Myślę co z nimi zrobić, bo potki już przeczyściłem
Poczyściłem już trzaskające przełączniki filtrów dźwiękowych. Na dwóch jest dużo ciszej niż na reszcie. W radiu brakuje basów. Musze poszukać coś w okolicach potka od basów. Myślicie ze może obcinać basy jeżeli końcówka P-P ma ciutke nieoptymalne napięcia bias? W tym radiu są wyprowadzone potki od biasu lamp. Tylko jak to ustawić bez schematu??
W kwestii myszy zdecydowanie potwierdzam. W "Śnieżce", którą dostałem do przestrojenia, wewnątrz natknąłem się na mysie gniazdo, sporządzone z kawałków linki od skali, resztek membrany głośnika i innych paprochów. Zupełnie nie wiem, co z tym radiem teraz zrobić...
Często spotykane jest też dosłownie rozpadanie się izolacji na przewodach przy dotknięciu, dotyczy to nie tylko zabytkowych radyjek, ale wszystkich starszych urządzeń, generalnie izolacje liczone są na 25lat, ale ze względu na różne warunki środowiskowe jakie czasami spotykały zabytki jest znacząco krótszy. Własny tester lamp Tesla BM miał praktycznie obsypane wszystkie izolacje na przewodach wewnątrz, wystarczyło ruszyć wiązki, a już na stole leżała kupka śmieci. Podobnie dzieje się z przewodami, które ze względu na nagrzewanie się (np. obwody żarzenia) narażona są na przyspieszoną korozję, nie tylko żyły wewnętrznej, ale izolacji, często na drutach widać patynę, szczególnie w okolicach połączonych z podstawką, gdzie jest wyższa temperatura, a izolacja robi się twarda "wygrzana' i pęka przy najmniejszej próbie poruszenia.
Jak jeszcze pionierowate były w stałym użyciu to ZAWSZE urywały się wyprowadzenia cewek wejściowych fal długich od spodu (przy karkasie),nigdy z wierzchu.Z ciekawostek:radio nie gra,odwracam do góry i gra,trochę poszukałem i okazało się ,że rdzeń ferrytowy w cewce pcz odkleił się od plastikowej gwintowanej tulejki,jak radio odwracałem to wpadał na właściwe miejsce i grało.
olgierd pisze:W kwestii myszy zdecydowanie potwierdzam.
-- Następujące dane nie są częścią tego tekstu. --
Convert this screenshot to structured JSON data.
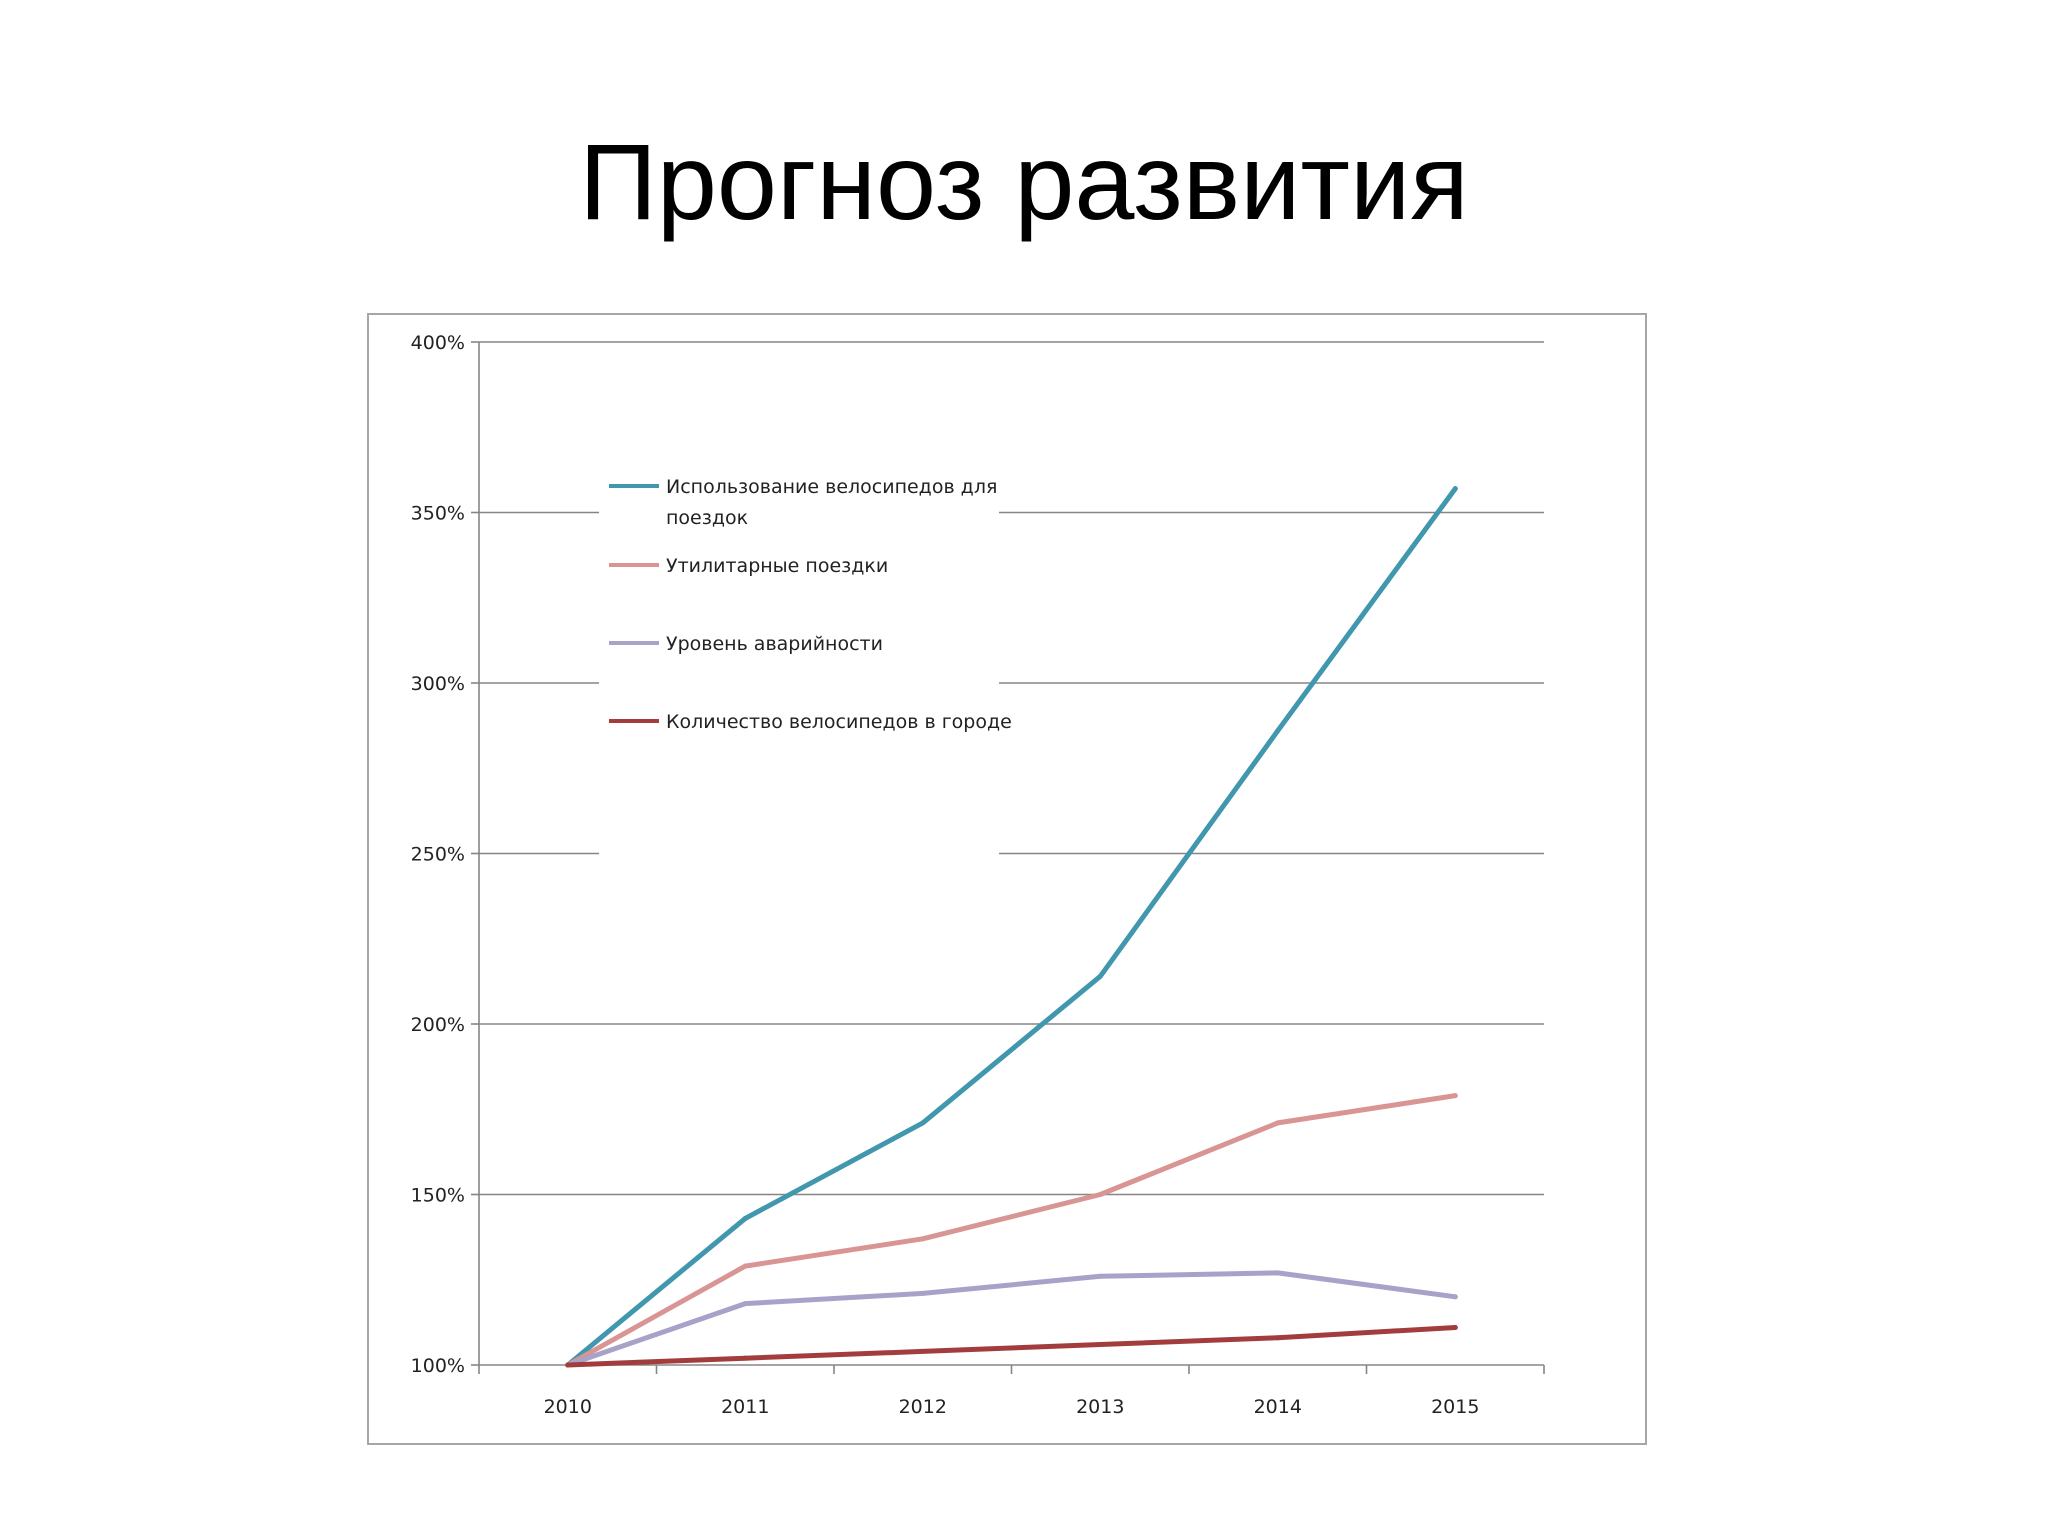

W "Śnieżce", którą dostałem do przestrojenia, wewnątrz natknąłem się na mysie gniazdo, sporządzone z kawałków linki od skali, resztek membrany głośnika i innych paprochów. Zupełnie nie wiem, co z tym radiem teraz zrobić...
Najbardziej mnie wkurza, gdy ludzie oddają radia "do przestrojenia", bo myślą że brak dźwięku to wina "innych fal". A że sprzęt jest zrujnowany i żaden kluczowy element nie jest sprawny, to już zmartwienie serwisanta.
Odróżnić niepodobna czy gra orkiestra czy aparat, a muzyka wychodzi tak głośno, że kilkanaście par tańczyć może.